Fransız devletinin hazırlıkları bunlarla sınırlı değil. İki yıl önce emekli ve muvazzaf Fransız subaylarının “iç savaşa” dikkat çeken ve “muhtıra” olarak algılanan iki bildirisi yayınlanmış ve üstü kapatılmıştı. Birkaç ay önce ise Fransız ordusu belirli kentlerde “şehir savaşı” tatbikatı düzenledi. Diğer yandan sokaklara inerek eylemcilere saldıran  sivil faşistlerin sırtı sıvazlanarak “aşırı” sağın da önü açılıyor.

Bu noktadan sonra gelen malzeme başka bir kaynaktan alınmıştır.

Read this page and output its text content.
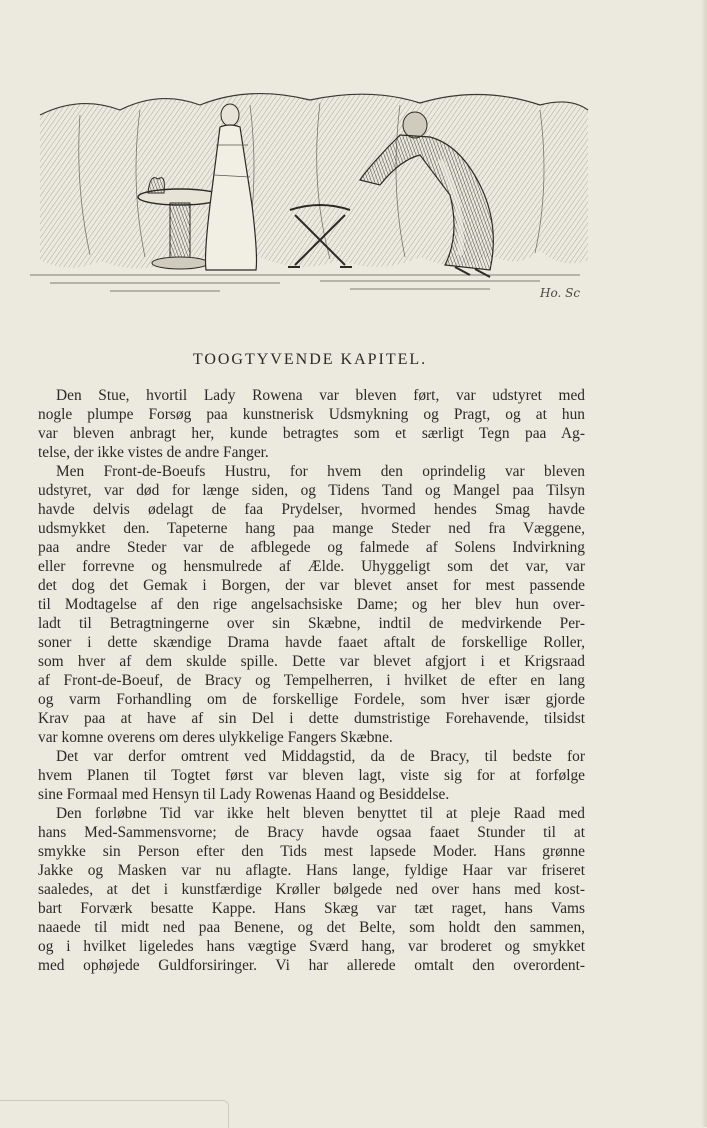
Ho. Sc
TOOGTYVENDE KAPITEL.
Den Stue, hvortil Lady Rowena var bleven ført, var udstyret med
nogle plumpe Forsøg paa kunstnerisk Udsmykning og Pragt, og at hun
var bleven anbragt her, kunde betragtes som et særligt Tegn paa Ag-
telse, der ikke vistes de andre Fanger.
Men Front-de-Boeufs Hustru, for hvem den oprindelig var bleven
udstyret, var død for længe siden, og Tidens Tand og Mangel paa Tilsyn
havde delvis ødelagt de faa Prydelser, hvormed hendes Smag havde
udsmykket den. Tapeterne hang paa mange Steder ned fra Væggene,
paa andre Steder var de afblegede og falmede af Solens Indvirkning
eller forrevne og hensmulrede af Ælde. Uhyggeligt som det var, var
det dog det Gemak i Borgen, der var blevet anset for mest passende
til Modtagelse af den rige angelsachsiske Dame; og her blev hun over-
ladt til Betragtningerne over sin Skæbne, indtil de medvirkende Per-
soner i dette skændige Drama havde faaet aftalt de forskellige Roller,
som hver af dem skulde spille. Dette var blevet afgjort i et Krigsraad
af Front-de-Boeuf, de Bracy og Tempelherren, i hvilket de efter en lang
og varm Forhandling om de forskellige Fordele, som hver især gjorde
Krav paa at have af sin Del i dette dumstristige Forehavende, tilsidst
var komne overens om deres ulykkelige Fangers Skæbne.
Det var derfor omtrent ved Middagstid, da de Bracy, til bedste for
hvem Planen til Togtet først var bleven lagt, viste sig for at forfølge
sine Formaal med Hensyn til Lady Rowenas Haand og Besiddelse.
Den forløbne Tid var ikke helt bleven benyttet til at pleje Raad med
hans Med-Sammensvorne; de Bracy havde ogsaa faaet Stunder til at
smykke sin Person efter den Tids mest lapsede Moder. Hans grønne
Jakke og Masken var nu aflagte. Hans lange, fyldige Haar var friseret
saaledes, at det i kunstfærdige Krøller bølgede ned over hans med kost-
bart Forværk besatte Kappe. Hans Skæg var tæt raget, hans Vams
naaede til midt ned paa Benene, og det Belte, som holdt den sammen,
og i hvilket ligeledes hans vægtige Sværd hang, var broderet og smykket
med ophøjede Guldforsiringer. Vi har allerede omtalt den overordent-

Bütün bu gelişmeler Fransız devletinin, yüzyılı aşkın süredir dünyanın dört bir yanındaki sömürgelerinde uyguladığı vahşi talana ve ülke içerisinde emekçilere yönelik sömürüsüne karşı sesini ve eylemini yükselten halkın isyanını ezmek ve yok etmek için her yolu deneyeceğine işaret ediyor.

Fakat 2018’de önce işçilerin genel grevi ve sonrasında Sarı Yelekliler’in yolları zapt etmesiyle başlayan halkın isyan süreci bu yıl önce Emeklilik Reformu Yasası’na karşı eylemler ve şimdi de  banliyölerden ülkenin dört bir yanına yayılan isyanlarla sürüyor. “Sonu” gelmeyen isyanların birbirlerinden destek, ders ve güç alıp birikerek ilerlemesi ise kapitalizmin derinleşen kriziyle terörünü arttıran Fransız devletinin işinin zor olduğu gösteriyor.